September 11th & The Mathematics of Death
Seeing as it’s one of those days, it seems appropriate to address it head on, but from my vantage point as just a normal American going to a normal college class that morning.
I sat down at my 8:30am Interest Theory class, which was the prerequisite class you had to do well in if you wanted to be an Actuary, and was tapped on the shoulder with the information that a plane had crashed into one of the towers.
Being an Actuary means you have to study and understand quantum physics level mathematics applied to the monetary impact of risk. That, coupled with the Life Contingencies class, and you’ve got yourself the probability of someone’s death and the amount of annual retirement or insurance payment that person should receive until then. This is why I went to the University of Iowa in the first place, because it’s one of the best Actuarial Science schools in the nation.
Now that you know what I was studying that day and what I wanted to do with my life at that point, you might start to understand how chilling that day turned out to be.

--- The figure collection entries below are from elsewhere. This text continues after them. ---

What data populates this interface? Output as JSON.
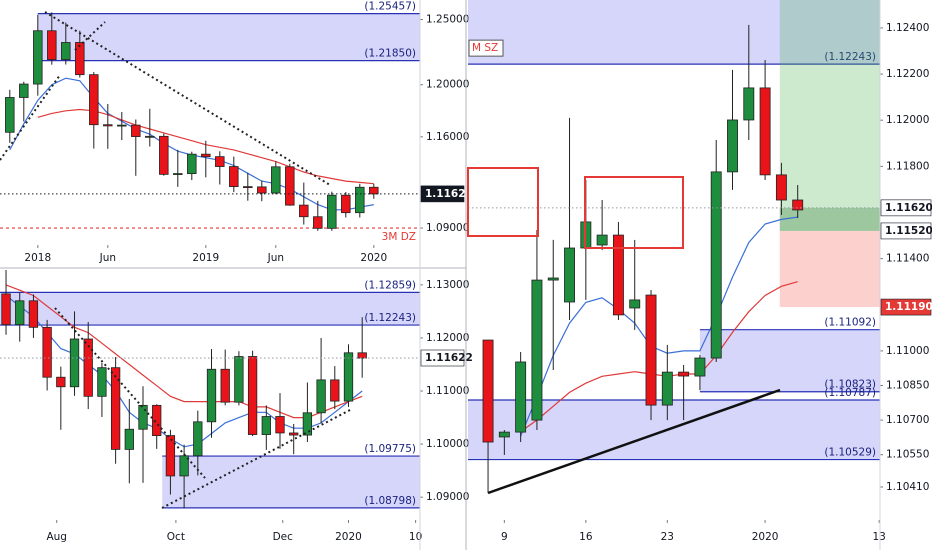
{
  "chart_data": [
    {
      "type": "candlestick",
      "categories": [
        null,
        null,
        null,
        null,
        null,
        null,
        null,
        null,
        null,
        null,
        null,
        null,
        null,
        null,
        null,
        null,
        null,
        null,
        null,
        null,
        null,
        null,
        null,
        null,
        null,
        null,
        null
      ],
      "open": [
        1.1635,
        1.1902,
        1.2005,
        1.2414,
        1.2193,
        1.2324,
        1.2077,
        1.1693,
        1.1684,
        1.169,
        1.1602,
        1.1604,
        1.1312,
        1.1318,
        1.1467,
        1.1448,
        1.1372,
        1.1218,
        1.1216,
        1.1169,
        1.137,
        1.1076,
        1.0987,
        1.0898,
        1.1152,
        1.1018,
        1.1213
      ],
      "high": [
        1.1961,
        1.2023,
        1.2537,
        1.2555,
        1.2476,
        1.2414,
        1.2097,
        1.1852,
        1.1791,
        1.1733,
        1.1815,
        1.1625,
        1.15,
        1.1486,
        1.157,
        1.1489,
        1.1448,
        1.1324,
        1.1264,
        1.1412,
        1.1393,
        1.1249,
        1.1109,
        1.1179,
        1.1176,
        1.124,
        1.1239
      ],
      "low": [
        1.1554,
        1.1718,
        1.1916,
        1.2154,
        1.2155,
        1.2055,
        1.151,
        1.1508,
        1.1575,
        1.1301,
        1.1526,
        1.1302,
        1.1216,
        1.1268,
        1.1289,
        1.1234,
        1.1176,
        1.111,
        1.1106,
        1.116,
        1.1071,
        1.0927,
        1.0879,
        1.0879,
        1.0981,
        1.0981,
        1.1125
      ],
      "close": [
        1.1902,
        1.2005,
        1.2414,
        1.2193,
        1.2324,
        1.2077,
        1.1693,
        1.1684,
        1.169,
        1.1602,
        1.1604,
        1.1312,
        1.1318,
        1.1467,
        1.1448,
        1.1372,
        1.1218,
        1.1216,
        1.1169,
        1.137,
        1.1076,
        1.0987,
        1.0898,
        1.1152,
        1.1018,
        1.1213,
        1.1162
      ],
      "up_color": "#1e8e3e",
      "down_color": "#e8141a",
      "lines": [
        {
          "color": "#3a6fd8",
          "values": [
            1.15,
            1.17,
            1.188,
            1.2,
            1.205,
            1.203,
            1.19,
            1.178,
            1.172,
            1.166,
            1.162,
            1.155,
            1.149,
            1.146,
            1.144,
            1.142,
            1.138,
            1.132,
            1.126,
            1.124,
            1.12,
            1.114,
            1.108,
            1.104,
            1.104,
            1.106,
            1.108
          ]
        },
        {
          "color": "#e03a3a",
          "values": [
            null,
            null,
            1.175,
            1.178,
            1.18,
            1.181,
            1.18,
            1.177,
            1.173,
            1.169,
            1.166,
            1.163,
            1.16,
            1.157,
            1.154,
            1.152,
            1.15,
            1.147,
            1.144,
            1.141,
            1.137,
            1.133,
            1.13,
            1.128,
            1.126,
            1.125,
            1.124
          ]
        }
      ],
      "zones": [
        {
          "top": {
            "value": 1.25457,
            "label": "(1.25457)"
          },
          "bottom": {
            "value": 1.2185,
            "label": "(1.21850)"
          },
          "from": 2,
          "fill": "#b4b4f7",
          "stroke": "#2832b4"
        }
      ],
      "levels": [
        {
          "value": 1.09,
          "label": "3M DZ",
          "color": "#e53935"
        }
      ],
      "last": 1.11622,
      "xlim": [
        -0.7,
        29.3
      ],
      "ylim": [
        1.077,
        1.265
      ],
      "xticks": [
        {
          "value": 2,
          "label": "2018"
        },
        {
          "value": 7,
          "label": "Jun"
        },
        {
          "value": 14,
          "label": "2019"
        },
        {
          "value": 19,
          "label": "Jun"
        },
        {
          "value": 26,
          "label": "2020"
        }
      ],
      "yticks": [
        {
          "value": 1.25,
          "label": "1.25000"
        },
        {
          "value": 1.2,
          "label": "1.20000"
        },
        {
          "value": 1.16,
          "label": "1.16000"
        },
        {
          "value": 1.09,
          "label": "1.09000"
        }
      ]
    },
    {
      "type": "candlestick",
      "categories": [
        null,
        null,
        null,
        null,
        null,
        null,
        null,
        null,
        null,
        null,
        null,
        null,
        null,
        null,
        null,
        null,
        null,
        null,
        null,
        null,
        null,
        null,
        null,
        null,
        null,
        null,
        null
      ],
      "open": [
        1.1283,
        1.1225,
        1.127,
        1.122,
        1.1126,
        1.1108,
        1.1198,
        1.109,
        1.1144,
        1.099,
        1.1028,
        1.1073,
        1.1016,
        1.094,
        1.0978,
        1.1042,
        1.1141,
        1.1079,
        1.1165,
        1.1018,
        1.1052,
        1.1021,
        1.1017,
        1.1059,
        1.1121,
        1.1081,
        1.1172
      ],
      "high": [
        1.1336,
        1.1286,
        1.1282,
        1.1234,
        1.1146,
        1.125,
        1.123,
        1.1153,
        1.1164,
        1.1085,
        1.1109,
        1.1075,
        1.1027,
        1.0999,
        1.1063,
        1.1179,
        1.1178,
        1.1175,
        1.1176,
        1.1073,
        1.1096,
        1.1038,
        1.1116,
        1.12,
        1.1147,
        1.1188,
        1.1239
      ],
      "low": [
        1.1206,
        1.1193,
        1.12,
        1.1101,
        1.1027,
        1.1091,
        1.1066,
        1.1051,
        1.0963,
        1.0926,
        1.0927,
        1.0991,
        1.0905,
        1.0879,
        1.0941,
        1.1012,
        1.1073,
        1.1073,
        1.1015,
        1.0989,
        1.0991,
        1.0981,
        1.1004,
        1.1039,
        1.1066,
        1.107,
        1.1125
      ],
      "close": [
        1.1225,
        1.127,
        1.122,
        1.1126,
        1.1108,
        1.1198,
        1.109,
        1.1144,
        1.099,
        1.1028,
        1.1073,
        1.1016,
        1.094,
        1.0978,
        1.1042,
        1.1141,
        1.1079,
        1.1165,
        1.1018,
        1.1052,
        1.1021,
        1.1017,
        1.1059,
        1.1121,
        1.1081,
        1.1172,
        1.1162
      ],
      "up_color": "#1e8e3e",
      "down_color": "#e8141a",
      "lines": [
        {
          "color": "#3a6fd8",
          "values": [
            1.128,
            1.126,
            1.124,
            1.121,
            1.118,
            1.117,
            1.115,
            1.113,
            1.11,
            1.106,
            1.104,
            1.103,
            1.101,
            1.0995,
            1.1,
            1.102,
            1.104,
            1.105,
            1.106,
            1.106,
            1.104,
            1.103,
            1.103,
            1.104,
            1.106,
            1.108,
            1.11
          ]
        },
        {
          "color": "#e03a3a",
          "values": [
            1.13,
            1.129,
            1.128,
            1.126,
            1.124,
            1.122,
            1.121,
            1.119,
            1.117,
            1.115,
            1.113,
            1.111,
            1.109,
            1.108,
            1.108,
            1.108,
            1.108,
            1.108,
            1.107,
            1.107,
            1.106,
            1.105,
            1.105,
            1.106,
            1.107,
            1.108,
            1.109
          ]
        }
      ],
      "zones": [
        {
          "top": {
            "value": 1.12859,
            "label": "(1.12859)"
          },
          "bottom": {
            "value": 1.12243,
            "label": "(1.12243)"
          },
          "fill": "#b4b4f7",
          "stroke": "#2832b4"
        },
        {
          "top": {
            "value": 1.09775,
            "label": "(1.09775)"
          },
          "bottom": {
            "value": 1.08798,
            "label": "(1.08798)"
          },
          "from": 11.4,
          "fill": "#b4b4f7",
          "stroke": "#2832b4"
        }
      ],
      "levels": [],
      "last": 1.11622,
      "xlim": [
        -0.44,
        30.22
      ],
      "ylim": [
        1.0857,
        1.1328
      ],
      "xticks": [
        {
          "value": 3.7,
          "label": "Aug"
        },
        {
          "value": 12.4,
          "label": "Oct"
        },
        {
          "value": 20.2,
          "label": "Dec"
        },
        {
          "value": 25,
          "label": "2020"
        },
        {
          "value": 29.9,
          "label": "10"
        }
      ],
      "yticks": [
        {
          "value": 1.13,
          "label": "1.13000"
        },
        {
          "value": 1.12,
          "label": "1.12000"
        },
        {
          "value": 1.11,
          "label": "1.11000"
        },
        {
          "value": 1.1,
          "label": "1.10000"
        },
        {
          "value": 1.09,
          "label": "1.09000"
        }
      ]
    },
    {
      "type": "candlestick",
      "categories": [
        null,
        null,
        null,
        null,
        null,
        null,
        null,
        null,
        null,
        null,
        null,
        null,
        null,
        null,
        null,
        null,
        null,
        null,
        null,
        null
      ],
      "open": [
        1.11047,
        1.10627,
        1.10648,
        1.107,
        1.11307,
        1.11212,
        1.11446,
        1.11459,
        1.11502,
        1.11186,
        1.11242,
        1.10765,
        1.10908,
        1.10891,
        1.10969,
        1.11776,
        1.12001,
        1.1214,
        1.11763,
        1.11654
      ],
      "high": [
        1.11047,
        1.10657,
        1.10995,
        1.11524,
        1.11481,
        1.1201,
        1.11741,
        1.11654,
        1.11559,
        1.11481,
        1.11264,
        1.11026,
        1.10939,
        1.10982,
        1.11914,
        1.12218,
        1.12413,
        1.12261,
        1.11815,
        1.11719
      ],
      "low": [
        1.10384,
        1.10549,
        1.10605,
        1.10657,
        1.10917,
        1.11134,
        1.11221,
        1.11437,
        1.11134,
        1.11091,
        1.107,
        1.107,
        1.107,
        1.1083,
        1.10952,
        1.11698,
        1.11914,
        1.11741,
        1.11589,
        1.11576
      ],
      "close": [
        1.10605,
        1.10648,
        1.10952,
        1.11307,
        1.11316,
        1.11446,
        1.11559,
        1.11502,
        1.11156,
        1.11221,
        1.10765,
        1.10908,
        1.10891,
        1.10969,
        1.11776,
        1.12001,
        1.1214,
        1.11763,
        1.11654,
        1.11611
      ],
      "up_color": "#1e8e3e",
      "down_color": "#e8141a",
      "lines": [
        {
          "color": "#3a6fd8",
          "values": [
            null,
            null,
            1.1063,
            1.108,
            1.1098,
            1.1112,
            1.1121,
            1.1123,
            1.1118,
            1.1112,
            1.1102,
            1.1099,
            1.11,
            1.11,
            1.1115,
            1.1132,
            1.1147,
            1.1155,
            1.1157,
            1.1158
          ]
        },
        {
          "color": "#e03a3a",
          "values": [
            null,
            null,
            1.1065,
            1.107,
            1.1076,
            1.1082,
            1.1086,
            1.1089,
            1.109,
            1.1091,
            1.109,
            1.1089,
            1.109,
            1.109,
            1.1098,
            1.1108,
            1.1117,
            1.1124,
            1.1128,
            1.113
          ]
        }
      ],
      "zones": [
        {
          "bottom": {
            "value": 1.12243,
            "label": "(1.12243)"
          },
          "label": "M SZ",
          "fill": "#b4b4f7",
          "stroke": "#2832b4"
        },
        {
          "top": {
            "value": 1.11092,
            "label": "(1.11092)"
          },
          "bottom": {
            "value": 1.10823,
            "label": "(1.10823)"
          },
          "from": 13,
          "fill": "#b4b4f7",
          "stroke": "#2832b4"
        },
        {
          "top": {
            "value": 1.10787,
            "label": "(1.10787)"
          },
          "bottom": {
            "value": 1.10529,
            "label": "(1.10529)"
          },
          "fill": "#b4b4f7",
          "stroke": "#2832b4"
        }
      ],
      "levels": [],
      "position": {
        "entry": {
          "value": 1.1152,
          "label": "1.11520"
        },
        "stop": {
          "value": 1.1119,
          "label": "1.11190"
        },
        "from": 17.9
      },
      "last": {
        "value": 1.1162,
        "label": "1.11620"
      },
      "xlim": [
        -1.23,
        24.05
      ],
      "ylim": [
        1.10267,
        1.12521
      ],
      "xticks": [
        {
          "value": 1,
          "label": "9"
        },
        {
          "value": 6,
          "label": "16"
        },
        {
          "value": 11,
          "label": "23"
        },
        {
          "value": 17,
          "label": "2020"
        },
        {
          "value": 24,
          "label": "13"
        }
      ],
      "yticks": [
        {
          "value": 1.124,
          "label": "1.12400"
        },
        {
          "value": 1.122,
          "label": "1.12200"
        },
        {
          "value": 1.12,
          "label": "1.12000"
        },
        {
          "value": 1.118,
          "label": "1.11800"
        },
        {
          "value": 1.114,
          "label": "1.11400"
        },
        {
          "value": 1.11,
          "label": "1.11000"
        },
        {
          "value": 1.1085,
          "label": "1.10850"
        },
        {
          "value": 1.107,
          "label": "1.10700"
        },
        {
          "value": 1.1055,
          "label": "1.10550"
        },
        {
          "value": 1.1041,
          "label": "1.10410"
        }
      ]
    }
  ]
}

A funny thing happened as I was about to graduate, which is after working for two premiere Actuarial Consulting firms, one a startup spin-off of PriceWaterhouse Coopers, I realized I didn’t want to do that for the rest of my life. I don’t know if it was because of that day, but I did know that I wanted to do something that helped people lead a more fulfilling life, but also leave behind a legacy, and simply performing the calculations wasn’t going to cut it.
So when I gave away everything I owned last month, including nearly all the books I’ve bought and read since I was a kid, I kept 3 very important books. One of those was Interest Theory, shown above, so I could remember not just that day 11 years ago, but what has driven me ever since.
Life is short, hold those you care about close and find something you love to do.